Thursday, January 19, 2006

Tcha! Pass The Smarmalade.

I'm in a mood because it's Thursday and it should be Friday.

This glob is also the place to bring your questions about particular things or particular chapters in The Risen. I can address some of the things regarding my own personal experiences, but Tim and the members of the Risen Team who orchestrated the book would like to handle most of the queries. K. (Krishnamurti) is unpredictable and still makes that noise, "tcha!" rather often. So feel free to ask him things, but don't expect an answer or a happy face. The text speaks in detail about the question of the ego-mind's potential for survival, but be aware that these "details" are mere gloss on the iceberg on the icemoon in the galaxy of what it means to be a being. Certain nuances of character continue to colour our presentation as we venture on beyond Earth. K. is a being and sometimes even a persnickety and impatient being, especially when people ask questions before even first trying to allow the answer to come from within.

What's "tcha" mean? In K.'s case, it does not, I'm pretty sure, mean "teatime." I'll take a cue from the Tibetan "tch'a" which just has to be one of those ambiguous connecting/add-on sounds that combines with everything to make it something else. My intuition is that, in 21st-century speak, it means "word," as in "word, bro". K. is, of course, listening in on this, and his only comment is, naturally, "tcha!".

The Risen, most likely, will not "tcha" to respond to persnickities. They usually say nothing, and tug an ear lobe. No wait, that's Carol Burnett, sorry. The Risen usually respond to questions they don't want to answer by beaming an ambiguous, etheric smile. Kind of an inner, blurry Mona Lisa expression. They are an annoyingly sunny lot at their psychological baseline, for the most part. Da Vinci: not a Diakaa, FYI.

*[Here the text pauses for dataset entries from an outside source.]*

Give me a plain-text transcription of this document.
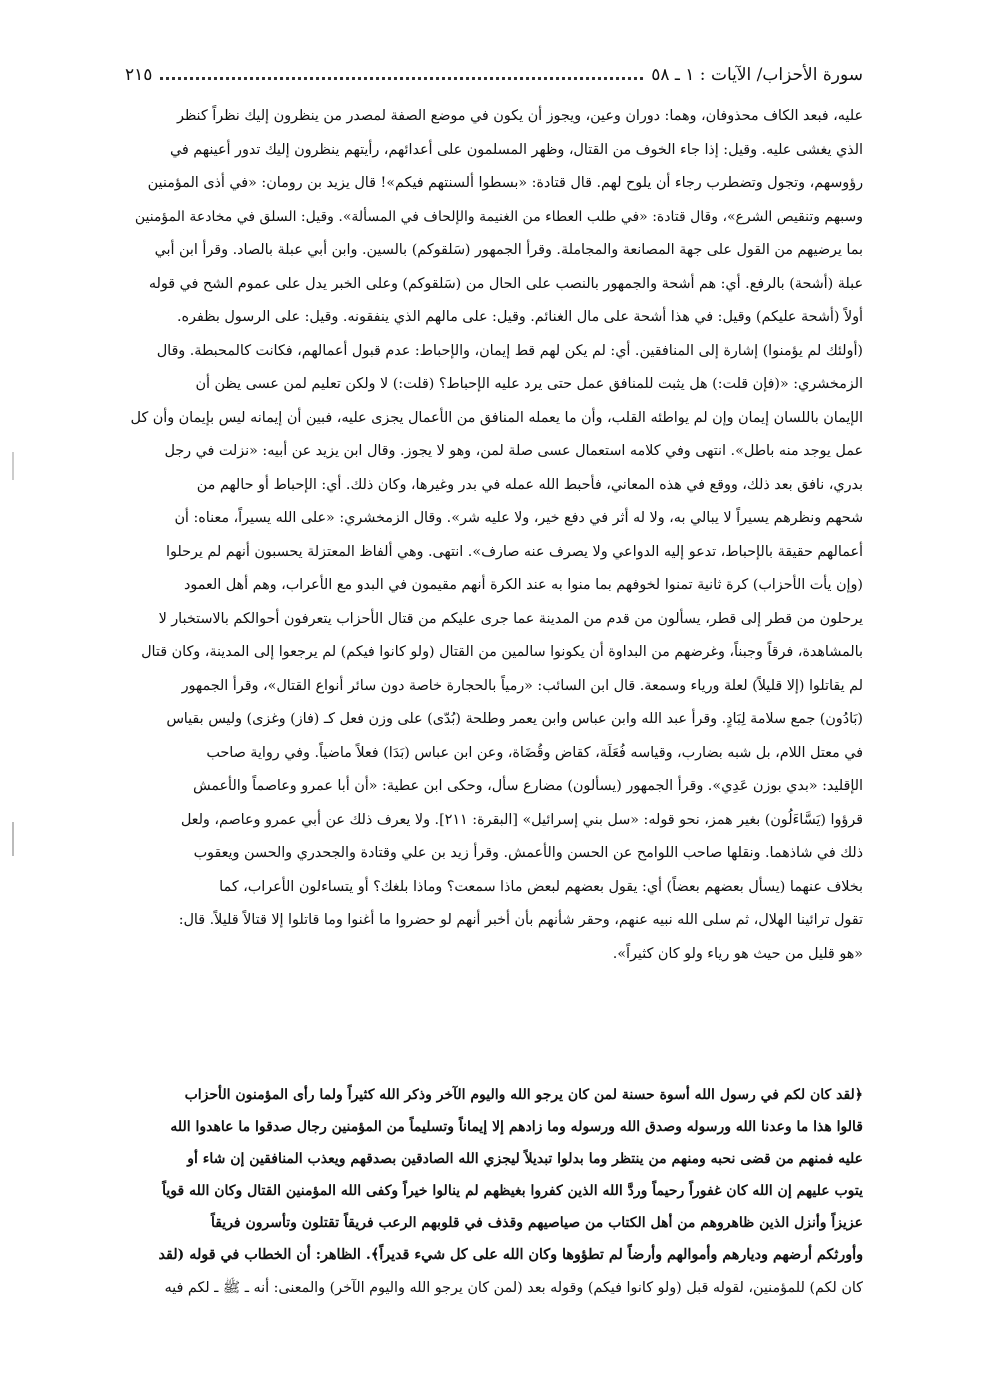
سورة الأحزاب/ الآيات : ١ ـ ٥٨
٢١٥
عليه، فبعد الكاف محذوفان، وهما: دوران وعين، ويجوز أن يكون في موضع الصفة لمصدر من ينظرون إليك نظراً كنظر
الذي يغشى عليه. وقيل: إذا جاء الخوف من القتال، وظهر المسلمون على أعدائهم، رأيتهم ينظرون إليك تدور أعينهم في
رؤوسهم، وتجول وتضطرب رجاء أن يلوح لهم. قال قتادة: «بسطوا ألسنتهم فيكم»! قال يزيد بن رومان: «في أذى المؤمنين
وسبهم وتنقيص الشرع»، وقال قتادة: «في طلب العطاء من الغنيمة والإلحاف في المسألة». وقيل: السلق في مخادعة المؤمنين
بما يرضيهم من القول على جهة المصانعة والمجاملة. وقرأ الجمهور (سَلقوكم) بالسين. وابن أبي عبلة بالصاد. وقرأ ابن أبي
عبلة (أشحة) بالرفع. أي: هم أشحة والجمهور بالنصب على الحال من (سَلقوكم) وعلى الخبر يدل على عموم الشح في قوله
أولاً (أشحة عليكم) وقيل: في هذا أشحة على مال الغنائم. وقيل: على مالهم الذي ينفقونه. وقيل: على الرسول بظفره.
(أولئك لم يؤمنوا) إشارة إلى المنافقين. أي: لم يكن لهم قط إيمان، والإحباط: عدم قبول أعمالهم، فكانت كالمحبطة. وقال
الزمخشري: «(فإن قلت:) هل يثبت للمنافق عمل حتى يرد عليه الإحباط؟ (قلت:) لا ولكن تعليم لمن عسى يظن أن
الإيمان باللسان إيمان وإن لم يواطئه القلب، وأن ما يعمله المنافق من الأعمال يجزى عليه، فبين أن إيمانه ليس بإيمان وأن كل
عمل يوجد منه باطل». انتهى وفي كلامه استعمال عسى صلة لمن، وهو لا يجوز. وقال ابن يزيد عن أبيه: «نزلت في رجل
بدري، نافق بعد ذلك، ووقع في هذه المعاني، فأحبط الله عمله في بدر وغيرها، وكان ذلك. أي: الإحباط أو حالهم من
شحهم ونظرهم يسيراً لا يبالي به، ولا له أثر في دفع خير، ولا عليه شر». وقال الزمخشري: «على الله يسيراً، معناه: أن
أعمالهم حقيقة بالإحباط، تدعو إليه الدواعي ولا يصرف عنه صارف». انتهى. وهي ألفاظ المعتزلة يحسبون أنهم لم يرحلوا
(وإن يأت الأحزاب) كرة ثانية تمنوا لخوفهم بما منوا به عند الكرة أنهم مقيمون في البدو مع الأعراب، وهم أهل العمود
يرحلون من قطر إلى قطر، يسألون من قدم من المدينة عما جرى عليكم من قتال الأحزاب يتعرفون أحوالكم بالاستخبار لا
بالمشاهدة، فرقاً وجبناً، وغرضهم من البداوة أن يكونوا سالمين من القتال (ولو كانوا فيكم) لم يرجعوا إلى المدينة، وكان قتال
لم يقاتلوا (إلا قليلاً) لعلة ورياء وسمعة. قال ابن السائب: «رمياً بالحجارة خاصة دون سائر أنواع القتال»، وقرأ الجمهور
(بَادُون) جمع سلامة لِبَادٍ. وقرأ عبد الله وابن عباس وابن يعمر وطلحة (بُدّى) على وزن فعل كـ (فاز) وغزى) وليس بقياس
في معتل اللام، بل شبه بضارب، وقياسه فُعَلَة، كقاض وقُضَاة، وعن ابن عباس (بَدَا) فعلاً ماضياً. وفي رواية صاحب
الإقليد: «بدي بوزن عَدِي». وقرأ الجمهور (يسألون) مضارع سأل، وحكى ابن عطية: «أن أبا عمرو وعاصماً والأعمش
قرؤوا (يَسَّاءَلُون) بغير همز، نحو قوله: «سل بني إسرائيل» [البقرة: ٢١١]. ولا يعرف ذلك عن أبي عمرو وعاصم، ولعل
ذلك في شاذهما. ونقلها صاحب اللوامح عن الحسن والأعمش. وقرأ زيد بن علي وقتادة والجحدري والحسن ويعقوب
بخلاف عنهما (يسأل بعضهم بعضاً) أي: يقول بعضهم لبعض ماذا سمعت؟ وماذا بلغك؟ أو يتساءلون الأعراب، كما
تقول ترائينا الهلال، ثم سلى الله نبيه عنهم، وحقر شأنهم بأن أخبر أنهم لو حضروا ما أغنوا وما قاتلوا إلا قتالاً قليلاً. قال:
«هو قليل من حيث هو رياء ولو كان كثيراً».
﴿لقد كان لكم في رسول الله أسوة حسنة لمن كان يرجو الله واليوم الآخر وذكر الله كثيراً ولما رأى المؤمنون الأحزاب
قالوا هذا ما وعدنا الله ورسوله وصدق الله ورسوله وما زادهم إلا إيماناً وتسليماً من المؤمنين رجال صدقوا ما عاهدوا الله
عليه فمنهم من قضى نحبه ومنهم من ينتظر وما بدلوا تبديلاً ليجزي الله الصادقين بصدقهم ويعذب المنافقين إن شاء أو
يتوب عليهم إن الله كان غفوراً رحيماً وردَّ الله الذين كفروا بغيظهم لم ينالوا خيراً وكفى الله المؤمنين القتال وكان الله قوياً
عزيزاً وأنزل الذين ظاهروهم من أهل الكتاب من صياصيهم وقذف في قلوبهم الرعب فريقاً تقتلون وتأسرون فريقاً
وأورثكم أرضهم وديارهم وأموالهم وأرضاً لم تطؤوها وكان الله على كل شيء قديراً﴾. الظاهر: أن الخطاب في قوله (لقد
كان لكم) للمؤمنين، لقوله قبل (ولو كانوا فيكم) وقوله بعد (لمن كان يرجو الله واليوم الآخر) والمعنى: أنه ـ ﷺ ـ لكم فيه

I sometimes get requests to ask the Risen to comment on things they and I have no interest in or even knowledge of, like Bigfoot, Mary Magdalene, Roswell, Princess Diana, avian flu, and various theories. As you can see by the links, I should simply respond with a "google it!" but I will not say "tcha!" when presented with curmudgios inwhich I have no interest. But I will have to come up with my own version, I fear. So to these things I will politely say, "teatime!" and other Barbarba Pym-like responses. It's the only way I can say nice-sounding things which are still loaded with subtle smarm.

Beyond Roswell, there is the big question, "Are We Alone?" — as far as this particular manifested universe we share goes — and which I don't get too persnickety about, other than from knowing nobody would believe the answer — which is "yes."